Renata tidak hanya menyapa Ken, ia juga mengucapkan


selamat ulang tahun duluan pada Ken. Ken juga membalas mengucapkan selamat


ulang tahun pada Renata. Meskipun tahu dirinya sudah ditukar sejak lahir, Ken


berusaha menjaga rahasia kelahirannya agar tidak menyakiti hati Renata.


Setelah Renata keluar dari kamar Kaori, Ken


mengatakan pada Kaori kalau ia harus pergi ke suatu tempat. Kaori mengucapkan


selamat ulang tahun sebelum Ken menutup telponnya. Tapi pria itu ingin


mendengarkan ucapak selamat secara langsung dari Kaori. Ketika Kaori menanyakan


bagaimana caranya, telpon sudah terputus.


Kaori menunggu Renata selesai mandi dan


menjemputnya untuk turun ke lantai bawah. Seperti biasa Diva dan Mia selalu


menyiapkan makanan. Widya juga membantu mereka, sedangkan Flora membantu menata


meja makan. Steven sangat gembira karena mansionnya sangat ramai dengan


keluarga Alex. Ia menjamu Alex dengan koleksi wine milik neneknya. Rio juga


ingin mencoba minum wine, tapi melihat Gadis sibuk melerai anak mereka yang


sedang bertengkar, ia memilih membantu istrinya itu.


Makan malam, malam itu, cukup meriah dengan


dekorasi untuk ulang tahun Renata besok. Reynold yang duduk di samping Renata,


membantu gadis pujaan hatinya itu memotong steak dengan cepat. Alex selalu siap


sedia membantu Kaori memotong steak-nya. Mereka berbincang sambil menikmati


makan malam bersama.


Usai makan malam, para pria dewasa kembali


menikmati wine sambil ngobrol. Sedangkan para wanitanya asyik bergosip. Dan


anak-anak tampak bermain bersama beberapa main. Mereka tidak menyadari


kehadiran seseorang yang berdiri di luar mansion Steven. Beberapa bodyguard


yang berjaga sejak siang, sedang bersiap untuk digantikan tugasnya dengan


bodyguard pengganti. Satu persatu bodyguard itu kembali ke pos masing-masing.


Salah satu dari mereka tampak naik ke lantai atas


lewat tangga di belakang mansion. Ia harus berjaga di atap untuk melihat


seluruh mansion dari atas. Bodyguard diatas langsung turun setelah mendapat


giliran jaga.


Kaori diantar masuk ke kamarnya oleh seorang maid.

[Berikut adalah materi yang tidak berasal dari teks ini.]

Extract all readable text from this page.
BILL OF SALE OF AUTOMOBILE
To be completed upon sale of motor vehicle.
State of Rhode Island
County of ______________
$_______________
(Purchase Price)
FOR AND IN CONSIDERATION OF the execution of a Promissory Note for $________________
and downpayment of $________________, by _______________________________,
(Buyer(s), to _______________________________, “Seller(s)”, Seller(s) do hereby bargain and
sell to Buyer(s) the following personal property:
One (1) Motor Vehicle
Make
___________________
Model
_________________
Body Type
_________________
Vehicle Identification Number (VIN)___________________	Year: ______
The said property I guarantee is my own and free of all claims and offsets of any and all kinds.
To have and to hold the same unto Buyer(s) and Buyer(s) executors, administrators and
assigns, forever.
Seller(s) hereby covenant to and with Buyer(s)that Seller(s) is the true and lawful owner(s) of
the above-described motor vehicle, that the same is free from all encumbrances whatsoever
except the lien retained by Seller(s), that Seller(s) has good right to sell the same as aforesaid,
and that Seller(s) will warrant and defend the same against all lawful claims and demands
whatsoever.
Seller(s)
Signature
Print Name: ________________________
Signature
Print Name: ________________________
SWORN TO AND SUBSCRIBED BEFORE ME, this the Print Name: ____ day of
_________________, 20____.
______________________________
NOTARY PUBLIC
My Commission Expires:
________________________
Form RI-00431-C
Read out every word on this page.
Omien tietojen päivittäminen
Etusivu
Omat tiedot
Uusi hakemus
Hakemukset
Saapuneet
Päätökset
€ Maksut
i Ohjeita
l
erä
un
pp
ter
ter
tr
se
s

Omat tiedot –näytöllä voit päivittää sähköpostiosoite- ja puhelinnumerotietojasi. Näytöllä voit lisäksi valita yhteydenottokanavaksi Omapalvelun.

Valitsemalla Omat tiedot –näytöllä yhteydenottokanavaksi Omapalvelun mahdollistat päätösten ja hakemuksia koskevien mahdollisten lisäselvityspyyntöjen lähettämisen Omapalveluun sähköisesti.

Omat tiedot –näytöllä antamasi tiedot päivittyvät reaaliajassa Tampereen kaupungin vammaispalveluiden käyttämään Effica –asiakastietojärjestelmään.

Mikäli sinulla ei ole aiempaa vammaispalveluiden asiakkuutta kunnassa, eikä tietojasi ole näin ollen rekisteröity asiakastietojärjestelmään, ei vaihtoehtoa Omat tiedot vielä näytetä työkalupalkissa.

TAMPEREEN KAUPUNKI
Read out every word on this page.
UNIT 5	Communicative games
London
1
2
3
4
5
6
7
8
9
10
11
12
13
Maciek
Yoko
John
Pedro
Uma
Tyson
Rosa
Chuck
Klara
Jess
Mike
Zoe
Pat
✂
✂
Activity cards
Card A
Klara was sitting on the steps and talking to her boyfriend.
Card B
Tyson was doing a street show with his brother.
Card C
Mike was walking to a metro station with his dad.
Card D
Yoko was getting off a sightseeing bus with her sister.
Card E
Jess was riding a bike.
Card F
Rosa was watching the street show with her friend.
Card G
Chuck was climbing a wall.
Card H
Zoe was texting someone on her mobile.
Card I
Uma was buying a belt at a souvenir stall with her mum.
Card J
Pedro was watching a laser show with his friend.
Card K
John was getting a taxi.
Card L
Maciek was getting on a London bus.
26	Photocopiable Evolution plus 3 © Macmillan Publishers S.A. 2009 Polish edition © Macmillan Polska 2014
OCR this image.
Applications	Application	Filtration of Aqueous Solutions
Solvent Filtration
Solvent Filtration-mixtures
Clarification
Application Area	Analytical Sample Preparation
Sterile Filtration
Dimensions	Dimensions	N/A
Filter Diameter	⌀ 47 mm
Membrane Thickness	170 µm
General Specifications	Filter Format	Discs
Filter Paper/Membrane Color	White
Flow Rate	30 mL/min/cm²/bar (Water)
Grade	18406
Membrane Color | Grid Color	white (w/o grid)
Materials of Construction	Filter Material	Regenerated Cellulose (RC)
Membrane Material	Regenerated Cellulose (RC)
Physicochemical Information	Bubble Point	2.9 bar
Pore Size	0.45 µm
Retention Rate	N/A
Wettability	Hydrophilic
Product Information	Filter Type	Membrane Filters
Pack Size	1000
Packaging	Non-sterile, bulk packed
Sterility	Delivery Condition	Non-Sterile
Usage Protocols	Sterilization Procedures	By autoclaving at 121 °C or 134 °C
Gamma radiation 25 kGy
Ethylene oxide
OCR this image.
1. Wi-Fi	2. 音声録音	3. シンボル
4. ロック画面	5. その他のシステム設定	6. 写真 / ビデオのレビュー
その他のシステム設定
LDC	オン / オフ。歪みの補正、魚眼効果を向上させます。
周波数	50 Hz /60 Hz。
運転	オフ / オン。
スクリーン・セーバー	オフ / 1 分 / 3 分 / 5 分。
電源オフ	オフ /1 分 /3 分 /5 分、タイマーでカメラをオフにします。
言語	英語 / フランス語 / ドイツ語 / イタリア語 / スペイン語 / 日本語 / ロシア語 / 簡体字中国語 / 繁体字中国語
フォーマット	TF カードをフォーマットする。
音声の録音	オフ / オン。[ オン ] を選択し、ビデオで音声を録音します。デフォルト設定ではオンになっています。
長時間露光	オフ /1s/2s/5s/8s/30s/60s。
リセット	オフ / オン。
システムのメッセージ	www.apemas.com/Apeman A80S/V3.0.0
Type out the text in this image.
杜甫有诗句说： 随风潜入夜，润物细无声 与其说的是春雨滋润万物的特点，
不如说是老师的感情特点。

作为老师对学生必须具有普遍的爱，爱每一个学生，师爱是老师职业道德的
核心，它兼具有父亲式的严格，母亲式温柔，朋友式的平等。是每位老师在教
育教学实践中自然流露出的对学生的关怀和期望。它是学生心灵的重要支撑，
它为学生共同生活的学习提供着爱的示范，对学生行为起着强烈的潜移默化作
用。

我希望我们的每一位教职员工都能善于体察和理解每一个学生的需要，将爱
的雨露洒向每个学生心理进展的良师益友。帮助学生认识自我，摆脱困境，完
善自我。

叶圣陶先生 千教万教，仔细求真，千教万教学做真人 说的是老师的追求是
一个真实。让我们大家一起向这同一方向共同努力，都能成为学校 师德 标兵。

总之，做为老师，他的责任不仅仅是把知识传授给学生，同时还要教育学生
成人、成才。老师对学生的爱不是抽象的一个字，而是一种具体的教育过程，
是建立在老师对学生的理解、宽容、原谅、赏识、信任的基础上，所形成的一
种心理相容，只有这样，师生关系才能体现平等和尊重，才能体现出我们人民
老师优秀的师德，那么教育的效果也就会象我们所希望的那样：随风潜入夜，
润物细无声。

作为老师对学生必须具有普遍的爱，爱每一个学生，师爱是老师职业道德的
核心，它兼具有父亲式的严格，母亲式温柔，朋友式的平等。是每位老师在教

Maid itu mengatakan pada Kaori kalau dirinya perlu apa-apa, ada tombol darurat


di samping tempat tidurnya. Dan juga beberapa maid akan bergantian lewat untuk


berjaga kalau Kaori memerlukan bantuan mereka.


Maid membantu Kaori mengganti pakaiannya dengan


piyama tidur. Lalu meninggalkan gadis itu sendirian di kamarnya. Sendirian di


dalam kamar itu, Kaori mengingat letak kamar mandi dan pintu keluar. Ia


meraba-raba mencari posisi tempat tidur, lalu mulai berjalan keliling kamar. Kaori


menghitung langkahnya menuju pintu keluar, lalu kembali lagi. Setelah itu ia


menghitung ke arah kamar mandi dan kembali lagi.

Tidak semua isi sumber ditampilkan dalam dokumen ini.